In the case of the heroines, the perfectly adorable, emotionally distant yet will succumb to the right man and yet also brilliant klutzy do-gooder whose shining career is now curtailed by the perfect cock – whom no one could ever love as much as the heroes, just reeks of Mary-Sueisms.
The other issue with ADoW is that it felt like the witch/vampire pairing, along with some of the other supernatural elements, were put in as an afterthought. It is no secret that Harkness knows the ins and outs of Oxford (herself a scholar of note), so she could divine the place with some realism, which is central to the storyline, but for everything else in detail of place/character/event, it felt very much that in order to cover up for her lack of knowledge of something, the creation of supernaturalism was the balm applied to her writing flaws. And that is one thing I’m getting tired of is using supernaturalism as a coverup but apparently this is what you do these days when you have a half-decent story and okay writing skills and you need to make the story contemporary and or sellable and or to use as filler.

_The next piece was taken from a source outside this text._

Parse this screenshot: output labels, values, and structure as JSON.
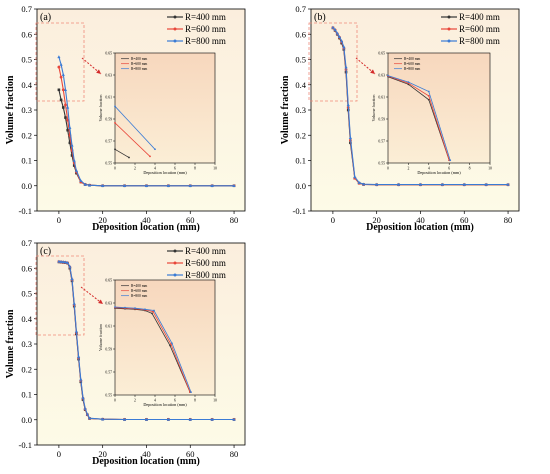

If you’re going to write a novel, of any ilk, I firmly believe you must let the story itself unfold and not let the perfection of mechanics or tropey filler to dictate the direction or even, the life of the story. To force the story, so as seen in ADoW, kills the soul of the story. You can have mechanical perfect story but a wholly boring one that lacks of any interest to keep the reader engaged. I had a ton of friends who loved ADoW, but to me it was overhyped claptrap.
Much of what I’ve perused this year in books seem to fall under that same kind of ideology of mine: Book has interesting premise, respectably reviewed but yet when I got my hands on it, it falls short everywhere, so I gave up reading it after the first chapter or two. For ones that I did finish – please see quick review of ADoW above – could be replicated for The Postmistress and even my beloved Susan Isaac’s new yarn, As Husbands Go. 2011 was just a piss-poor of reading delights.
As the year progressed, it seems that I was having a harder and harder time getting into and digging novels of any kind, unless you count my brief obsession with cozy mysteries earlier in the year when I tore through those quickly. It should come as no surprise that after while, the series themselves tends to become (if it was not already) incredibly formulaic. The tales of Ms. Agatha Raisin were amusing upon first reading but how many times can she want to tint her hair, lay waste to her hunky next door neighbor or solve all the murders in the Cotswolds?
Despite my grumpiness as of late with literature as a whole, this has not stopped me from reading from cover to cover every week The New York Times Book Review, making a list of books to the various categories on my Amazon Wish List, following book bloggers and podcasters, or reading magazines dedicated to books and writing. I may not be reading books but I am reading what everyone else is saying about them. So it is not that I’ve thumbed concept, practice, or merits of reading or writing – but what IS causing the problem of my tut-tutting of what I am reading, I have no fucking idea.
Because my husband loves me and wants me to be happy, he bought me books as presents this holiday season. I also have loads (dozens) of books sitting on my to be read pile that I need to finish, not including the gazillion titles sitting on my iPad. I will continue to add titles to my Amazon Wish List, read the reviews from cover to cover, and listen with interest to the book podcasts. The goal, once again, to record all that I have read for the year and hopefully, just maybe, when I write the year end review of my reading habits, my claws will have been retracted and I will have finally escaped into a good novel.
*Quote attributed to Jane Austen, natch.